Anna Riera, 38, of Jamaica Plain, was among the audience members who participated in the show, holding a loop of rope in which Brayton danced with during the performance.
“I was not expecting to be involved,” Riera said, picking up on the unconventional nature of the show. “I didn’t think it was going to be an interactive event, but that made it all the more interesting.”
Boston Center for the Arts hosts a dance residency program three times a year, in which artists apply to have a stagnant environment to create and perform their craft. The center also provides all the promotion for the final show, Brayton said.
Continuum Dance Project had the space for five weeks, Chan said, four of which they spent choreographing the dance and designing the space and the fifth for putting the whole project together.
“Once we came in, we all decided to use the unusual spaces like the nooks and the closets,” Chan said. “We used the big space to create the last piece, which is the one most conventional part of the piece where we started to open the space as much as we can.”
Riera said she particularly enjoyed the transition from separate performances to the one conventional dance at the end, commenting on how it was “cool to see all the diversity in the group and how they danced together” when they all came together.
Not wanting to tell a clear-cut storyline, the dance itself shows the same abstract vein surrounding the theme of birds, so the audience constructed their own interpretation of the choreography’s message, Chan said.
She said she hopes that the dance will at most take “the sentiment of that story with what the birds represent — taking flight, letting go, coming out of the cage.”
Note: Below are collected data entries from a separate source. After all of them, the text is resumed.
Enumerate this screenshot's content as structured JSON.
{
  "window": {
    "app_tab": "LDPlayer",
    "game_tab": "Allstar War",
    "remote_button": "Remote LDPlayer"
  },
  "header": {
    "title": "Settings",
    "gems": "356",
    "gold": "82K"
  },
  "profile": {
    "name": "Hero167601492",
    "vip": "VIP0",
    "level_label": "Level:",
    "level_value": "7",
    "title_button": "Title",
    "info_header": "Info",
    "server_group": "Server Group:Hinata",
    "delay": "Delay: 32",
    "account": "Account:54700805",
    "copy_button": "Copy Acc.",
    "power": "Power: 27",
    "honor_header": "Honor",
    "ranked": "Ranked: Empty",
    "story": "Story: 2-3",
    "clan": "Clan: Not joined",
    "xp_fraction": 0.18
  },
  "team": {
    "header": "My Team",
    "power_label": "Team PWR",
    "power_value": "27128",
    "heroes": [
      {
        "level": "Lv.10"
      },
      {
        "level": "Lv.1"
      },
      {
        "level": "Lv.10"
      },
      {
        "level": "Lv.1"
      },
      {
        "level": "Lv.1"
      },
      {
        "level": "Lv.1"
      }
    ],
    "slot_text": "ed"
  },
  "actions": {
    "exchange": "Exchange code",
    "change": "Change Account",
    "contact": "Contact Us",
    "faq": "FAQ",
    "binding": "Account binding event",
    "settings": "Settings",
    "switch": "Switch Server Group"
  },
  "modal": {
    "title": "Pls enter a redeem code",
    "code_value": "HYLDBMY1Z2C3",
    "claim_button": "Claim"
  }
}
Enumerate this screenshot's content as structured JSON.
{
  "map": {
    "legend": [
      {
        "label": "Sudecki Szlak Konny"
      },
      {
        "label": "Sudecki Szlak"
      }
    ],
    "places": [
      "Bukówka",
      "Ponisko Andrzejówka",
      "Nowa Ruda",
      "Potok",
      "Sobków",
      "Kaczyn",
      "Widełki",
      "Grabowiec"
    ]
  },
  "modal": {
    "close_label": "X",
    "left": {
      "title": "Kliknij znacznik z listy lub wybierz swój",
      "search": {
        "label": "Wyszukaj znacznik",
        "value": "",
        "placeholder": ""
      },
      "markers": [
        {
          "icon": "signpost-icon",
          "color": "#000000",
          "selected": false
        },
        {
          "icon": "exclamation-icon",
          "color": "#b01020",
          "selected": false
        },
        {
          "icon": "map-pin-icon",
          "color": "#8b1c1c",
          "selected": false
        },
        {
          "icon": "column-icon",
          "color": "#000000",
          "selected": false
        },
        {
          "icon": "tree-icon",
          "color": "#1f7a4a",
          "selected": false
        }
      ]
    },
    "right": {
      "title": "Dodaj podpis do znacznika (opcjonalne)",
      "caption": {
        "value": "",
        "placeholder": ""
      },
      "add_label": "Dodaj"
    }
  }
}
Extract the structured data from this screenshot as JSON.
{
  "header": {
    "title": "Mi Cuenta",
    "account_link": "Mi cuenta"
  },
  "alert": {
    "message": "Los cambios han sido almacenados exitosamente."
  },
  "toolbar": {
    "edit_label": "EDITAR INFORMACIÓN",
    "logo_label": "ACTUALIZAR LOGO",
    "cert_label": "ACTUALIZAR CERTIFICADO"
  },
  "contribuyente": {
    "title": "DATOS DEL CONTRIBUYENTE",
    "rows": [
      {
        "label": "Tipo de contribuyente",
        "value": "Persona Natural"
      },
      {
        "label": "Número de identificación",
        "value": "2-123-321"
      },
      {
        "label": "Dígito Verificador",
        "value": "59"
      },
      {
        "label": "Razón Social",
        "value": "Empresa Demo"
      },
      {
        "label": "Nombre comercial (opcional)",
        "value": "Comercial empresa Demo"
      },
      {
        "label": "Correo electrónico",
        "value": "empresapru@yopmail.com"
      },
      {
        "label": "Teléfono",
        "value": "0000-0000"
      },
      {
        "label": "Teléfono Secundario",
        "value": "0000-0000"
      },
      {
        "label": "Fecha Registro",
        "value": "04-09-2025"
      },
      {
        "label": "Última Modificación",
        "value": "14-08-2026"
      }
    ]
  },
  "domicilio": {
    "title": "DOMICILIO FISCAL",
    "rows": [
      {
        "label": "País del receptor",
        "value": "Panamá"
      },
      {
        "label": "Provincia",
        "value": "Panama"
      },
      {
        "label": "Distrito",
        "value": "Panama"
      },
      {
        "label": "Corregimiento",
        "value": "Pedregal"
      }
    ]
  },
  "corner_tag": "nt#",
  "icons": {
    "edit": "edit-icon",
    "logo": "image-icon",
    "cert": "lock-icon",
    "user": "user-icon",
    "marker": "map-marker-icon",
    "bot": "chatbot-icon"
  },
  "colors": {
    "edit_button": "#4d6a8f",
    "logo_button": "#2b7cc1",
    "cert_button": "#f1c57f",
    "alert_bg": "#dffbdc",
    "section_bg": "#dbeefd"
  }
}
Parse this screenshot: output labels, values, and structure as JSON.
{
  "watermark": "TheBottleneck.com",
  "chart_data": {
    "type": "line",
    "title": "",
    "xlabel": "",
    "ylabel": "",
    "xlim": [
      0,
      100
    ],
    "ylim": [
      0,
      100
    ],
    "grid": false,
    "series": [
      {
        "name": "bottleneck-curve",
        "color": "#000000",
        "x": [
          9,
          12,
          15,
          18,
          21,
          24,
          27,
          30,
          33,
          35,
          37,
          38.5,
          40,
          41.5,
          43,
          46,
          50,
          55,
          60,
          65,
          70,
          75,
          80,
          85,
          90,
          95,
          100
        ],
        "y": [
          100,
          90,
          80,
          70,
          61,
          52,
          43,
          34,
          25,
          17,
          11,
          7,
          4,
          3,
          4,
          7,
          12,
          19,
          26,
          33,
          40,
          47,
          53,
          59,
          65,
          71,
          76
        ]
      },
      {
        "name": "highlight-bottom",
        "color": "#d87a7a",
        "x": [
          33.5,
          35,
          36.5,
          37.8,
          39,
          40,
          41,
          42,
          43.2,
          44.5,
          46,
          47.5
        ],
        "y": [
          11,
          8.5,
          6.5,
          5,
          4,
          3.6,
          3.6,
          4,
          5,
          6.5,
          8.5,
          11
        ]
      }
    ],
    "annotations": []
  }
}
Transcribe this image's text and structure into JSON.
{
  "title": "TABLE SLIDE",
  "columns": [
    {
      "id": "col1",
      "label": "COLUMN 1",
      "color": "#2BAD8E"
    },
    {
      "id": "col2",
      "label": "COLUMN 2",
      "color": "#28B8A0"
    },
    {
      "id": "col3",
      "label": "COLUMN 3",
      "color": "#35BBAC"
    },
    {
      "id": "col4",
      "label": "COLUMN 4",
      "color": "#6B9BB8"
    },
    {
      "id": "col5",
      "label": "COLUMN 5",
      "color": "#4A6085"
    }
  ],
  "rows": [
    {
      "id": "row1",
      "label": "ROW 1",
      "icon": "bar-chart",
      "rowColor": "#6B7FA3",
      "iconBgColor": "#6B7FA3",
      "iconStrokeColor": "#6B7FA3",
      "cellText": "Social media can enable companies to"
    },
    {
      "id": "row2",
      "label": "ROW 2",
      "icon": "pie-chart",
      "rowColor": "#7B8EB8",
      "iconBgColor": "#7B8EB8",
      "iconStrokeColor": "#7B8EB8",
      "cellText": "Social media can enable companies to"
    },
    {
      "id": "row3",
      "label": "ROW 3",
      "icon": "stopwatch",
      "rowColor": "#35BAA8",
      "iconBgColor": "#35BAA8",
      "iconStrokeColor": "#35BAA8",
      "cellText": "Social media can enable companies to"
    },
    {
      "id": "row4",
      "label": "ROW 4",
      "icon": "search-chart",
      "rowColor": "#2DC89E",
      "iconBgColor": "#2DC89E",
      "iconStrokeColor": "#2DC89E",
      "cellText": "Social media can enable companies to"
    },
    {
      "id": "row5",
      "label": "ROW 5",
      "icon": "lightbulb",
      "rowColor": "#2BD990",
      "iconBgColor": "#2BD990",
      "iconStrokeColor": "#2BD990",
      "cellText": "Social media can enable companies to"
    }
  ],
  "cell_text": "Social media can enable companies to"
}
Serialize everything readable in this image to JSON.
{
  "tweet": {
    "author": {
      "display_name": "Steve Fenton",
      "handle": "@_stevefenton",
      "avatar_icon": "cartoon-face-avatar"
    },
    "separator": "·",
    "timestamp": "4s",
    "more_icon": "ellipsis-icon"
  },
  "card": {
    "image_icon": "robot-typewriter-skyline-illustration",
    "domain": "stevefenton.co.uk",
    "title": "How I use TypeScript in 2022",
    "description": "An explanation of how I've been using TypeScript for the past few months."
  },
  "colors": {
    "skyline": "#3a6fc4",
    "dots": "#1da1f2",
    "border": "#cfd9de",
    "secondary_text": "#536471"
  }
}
Kim detailed the sentiment of the story, “Taking Flight,” which “is about an emotional journey for the character, and to come at the end to some peace.” She later said, “It’s about internal struggles, but then coming to a resolution, whatever that resolution may be.”
The main goal of the performance was to create a piece where the audience wouldn’t just be observing the dancers but actually identifying themselves as performers, Chan said.
“We strived to create something slightly less conventional with the audience traveling around, moving from place to place to see different things,” Chan said. “They’re not just going to sit back and watch a dance show, so I’m hoping people feel more engaged with the performance and that they have more of a central experience.”